[OpenStack] RAG content

This repository contains scripts that can be used to generate a vector database containing information from upstream OpenStack documentation.

There are several ways how to access the OpenStack vector database:

Generate OpenStack Vector Database
Build Container Image Containing OpenStack Vector Database
Download the Pre-built Container Image Containing OpenStack Vector Database

Generate OpenStack Vector Database

Install requirements: python3.12.*.
Create virtualenv.

python3.12 -m venv .venv && . .venv/bin/activate

Install dependencies.

pip install -r requirements.txt

Generate upstream documentation in text format.

./scripts/get_openstack_plaintext_docs.sh

Useful env vars for this script:

CLEAN_FILES what to clean on success: venv, all (whole project), or nothing (default).
NUM_WORKERS if the default number (nproc) is too high
WORKING_DIR if you don't want to use the default /tmp/os_docs_temp.

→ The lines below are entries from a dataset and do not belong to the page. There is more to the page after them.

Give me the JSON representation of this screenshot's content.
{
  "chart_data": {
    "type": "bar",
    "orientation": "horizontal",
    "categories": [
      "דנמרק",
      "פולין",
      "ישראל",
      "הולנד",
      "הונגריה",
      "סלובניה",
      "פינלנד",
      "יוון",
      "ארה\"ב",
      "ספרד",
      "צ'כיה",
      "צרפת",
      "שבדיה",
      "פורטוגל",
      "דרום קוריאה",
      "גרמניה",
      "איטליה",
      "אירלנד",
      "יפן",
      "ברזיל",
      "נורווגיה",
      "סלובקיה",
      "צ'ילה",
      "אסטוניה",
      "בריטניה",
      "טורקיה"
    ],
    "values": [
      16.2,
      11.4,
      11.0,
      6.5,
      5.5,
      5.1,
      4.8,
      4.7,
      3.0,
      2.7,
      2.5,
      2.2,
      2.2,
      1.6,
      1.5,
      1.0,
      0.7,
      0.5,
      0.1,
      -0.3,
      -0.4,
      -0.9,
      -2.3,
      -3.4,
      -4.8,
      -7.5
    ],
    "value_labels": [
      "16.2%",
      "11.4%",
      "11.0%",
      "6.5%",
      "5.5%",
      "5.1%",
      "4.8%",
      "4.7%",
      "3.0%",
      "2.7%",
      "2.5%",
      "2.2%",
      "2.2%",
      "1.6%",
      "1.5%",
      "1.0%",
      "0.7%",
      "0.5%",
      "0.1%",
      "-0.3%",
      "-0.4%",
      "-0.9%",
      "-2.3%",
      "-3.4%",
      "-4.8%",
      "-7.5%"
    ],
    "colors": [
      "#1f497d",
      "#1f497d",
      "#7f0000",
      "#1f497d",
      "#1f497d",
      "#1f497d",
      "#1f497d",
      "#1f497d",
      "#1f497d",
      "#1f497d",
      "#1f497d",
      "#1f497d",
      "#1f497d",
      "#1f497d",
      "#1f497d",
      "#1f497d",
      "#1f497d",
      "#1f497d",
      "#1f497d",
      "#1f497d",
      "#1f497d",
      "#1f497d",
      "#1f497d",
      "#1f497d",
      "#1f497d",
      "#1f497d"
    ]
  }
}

Download the embedding model.

make get-embeddings-model

Note

The get-embeddings-model target pulls in the embedding model from the most recent build. To download it from source, use the download_embeddings_model.py script from lightspeed-core/rag-content:

curl -O https://raw.githubusercontent.com/lightspeed-core/rag-content/refs/heads/main/scripts/download_embeddings_model.py
python ./download_embeddings_model.py \
    -l ./embeddings_model/ \
    -r sentence-transformers/all-mpnet-base-v2

Generate the vector database.

For llama-index

python ./scripts/generate_embeddings_openstack.py \
        -o ./vector_db/ \
        -f openstack-docs-plaintext/ \
        -md embeddings_model \
        -mn sentence-transformers/all-mpnet-base-v2 \
        -i os-docs \
        -w $(( $(nproc --all) / 2 ))

For llama-stack

python ./scripts/generate_embeddings_openstack.py \
        -o ./vector_db/ \
        -f openstack-docs-plaintext/ \
        -md embeddings_model \
        -mn sentence-transformers/all-mpnet-base-v2 \
        -i os-docs \
        --vector-store-type=llamastack-faiss \
        -w $(( $(nproc --all) / 2 ))

Test the database stored in ./vector_db

curl -o /tmp/query_rag.py https://raw.githubusercontent.com/lightspeed-core/rag-content/refs/heads/main/scripts/query_rag.py
python /tmp/query_rag.py -p vector_db -x os-docs -m embeddings_model -k 5 -q "how can I configure a cinder backend"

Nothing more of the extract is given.